The teams are competing against each other and against teams at Orchard Farm Middle School in St. Charles, Mo. The top two groups will be invited to an awards dinner sponsored by Wachovia Securities.
Kristen Wimbley, who teaches the class, said the students' success has been a little surprising considering the economic environment. She said she warned the class at the start they probably would be competing to see who could lose the least money in the backsliding market.
Wimbley has led classes playing the Stock Market Game before, but she said the circumstances were right to make this experience more unpredictable.
"The market doesn't usually change drastically during a two-month period of time," Wimbley said.
Seventh-grader Khory Stark doesn't offer up luck as an explanation for his team's surprising profits.
Stark has worked diligently on the team's portfolio outside of class, digging through the New York Stock Exchange's Web site at his home computer in search of stocks that seem to be doing well.

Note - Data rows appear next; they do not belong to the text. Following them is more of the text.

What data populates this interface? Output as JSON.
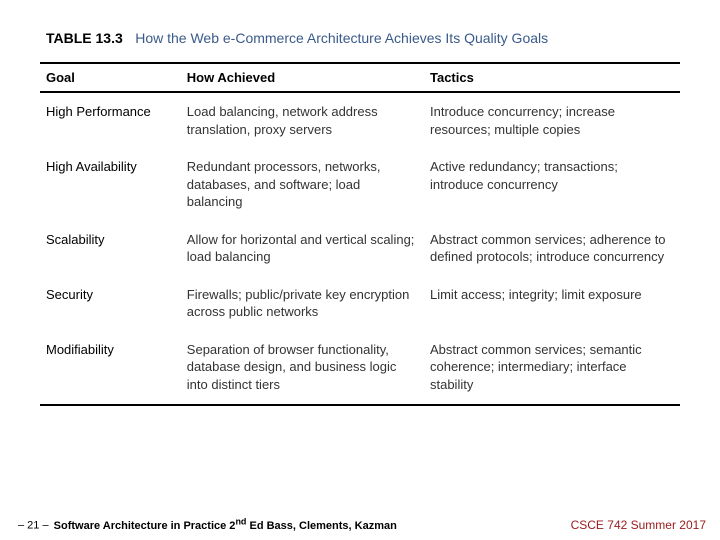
{
  "colors": {
    "title_color": "#3a5a8a",
    "rule_color": "#000000",
    "footer_right_color": "#9a1b1b",
    "text_color": "#333333",
    "background": "#ffffff"
  },
  "typography": {
    "base_font": "Arial, Helvetica, sans-serif",
    "title_fontsize_pt": 14,
    "header_fontsize_pt": 13,
    "body_fontsize_pt": 13,
    "footer_fontsize_pt": 11
  },
  "table": {
    "label": "TABLE 13.3",
    "title": "How the Web e-Commerce Architecture Achieves Its Quality Goals",
    "columns": [
      "Goal",
      "How Achieved",
      "Tactics"
    ],
    "column_widths_pct": [
      22,
      38,
      40
    ],
    "rows": [
      {
        "goal": "High Performance",
        "how": "Load balancing, network address translation, proxy servers",
        "tactics": "Introduce concurrency; increase resources; multiple copies"
      },
      {
        "goal": "High Availability",
        "how": "Redundant processors, networks, databases, and software; load balancing",
        "tactics": "Active redundancy; transactions; introduce concurrency"
      },
      {
        "goal": "Scalability",
        "how": "Allow for horizontal and vertical scaling; load balancing",
        "tactics": "Abstract common services; adherence to defined protocols; introduce concurrency"
      },
      {
        "goal": "Security",
        "how": "Firewalls; public/private key encryption across public networks",
        "tactics": "Limit access; integrity; limit exposure"
      },
      {
        "goal": "Modifiability",
        "how": "Separation of browser functionality, database design, and business logic into distinct tiers",
        "tactics": "Abstract common services; semantic coherence; intermediary; interface stability"
      }
    ]
  },
  "footer": {
    "page_marker": "– 21 –",
    "book_prefix": "Software Architecture in Practice 2",
    "book_ed_suffix": "nd",
    "book_rest": " Ed  Bass, Clements, Kazman",
    "course": "CSCE 742 Summer 2017"
  }
}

To make his assessments, he examines the line graphs representing the stocks' values and reports back to his team.
"If we see it's doing good and it's going for a low price, then we buy it," Stark said.
Stark's research is not particularly scientific — his team often knows little or nothing about the companies they buy — but the strategy has worked. The group has earned $1,605 in a month, more than any other team in the class. Halfway through the game, they were ranked 71st out of the 1,296 teams playing the game across the U.S.
The team's most profitable decisions were made when they coincidentally bought into the financial sector in mid-October as the federal government was settling on a bailout package. They invested in Bank of America and Fox Chase Bank, a company they mistook for the Fox television channel. Both have made them money.
Their best investment was in 300 shares of Aegon, an insurance company Stark said he had never heard of. It has made them $1,280 so far.
"The day when I researched it, it was at a major increase point," Stark said.
The other three teams took a slightly more predictable approach, buying stock in companies they were familiar with.
Devlin Downs and her three teammates spent their first class period checking up on some of their favorite businesses.
"We're each looking up a popular company we know to see how it's doing," said Downs, a sixth-grader.
The results? By their fifth meeting, the team had acquired stock in AutoZone, Apple, Walgreen Co., Dell, Children's Place, Hot Topic, McDonald's and Sally Beauty Supply. And they were out about $360.
Although consumer stocks, such as those the team purchased, have been suffering in the shaky economy, financial education specialist Suzanne Gellman, who works for the University of Missouri Extension, said their strategy wasn't misguided.
"There's absolutely something to be said for buying what you know," said Gellman.
The tactic worked a little better for a team of four eighth-grade boys. They put most of their money into technology, an area that team member Eddie Harper said they were interested in. They bought shares in Apple, Microsoft and Sony.
"We like computers," Harper said.
But the team also gave a thought to the likely future of the stocks.
"Christmas time is coming up," team member Ben Trask said.
The Apple stock surged throughout October, which more than offset the losses on the team's other stocks. They were up $871 midway through the game.
Gellman said she is a believer in the simulated investing games for students. It's good to teach them about the market, she said, and it encourages young people to save money so they eventually will have something to invest.
But Gellman strongly cautioned against putting real money in the stock market and expecting to profit by moving it around like Wimbley's class. It's just too risky, she said.
"My guess is it would be sort of like throwing darts at a dartboard," she said.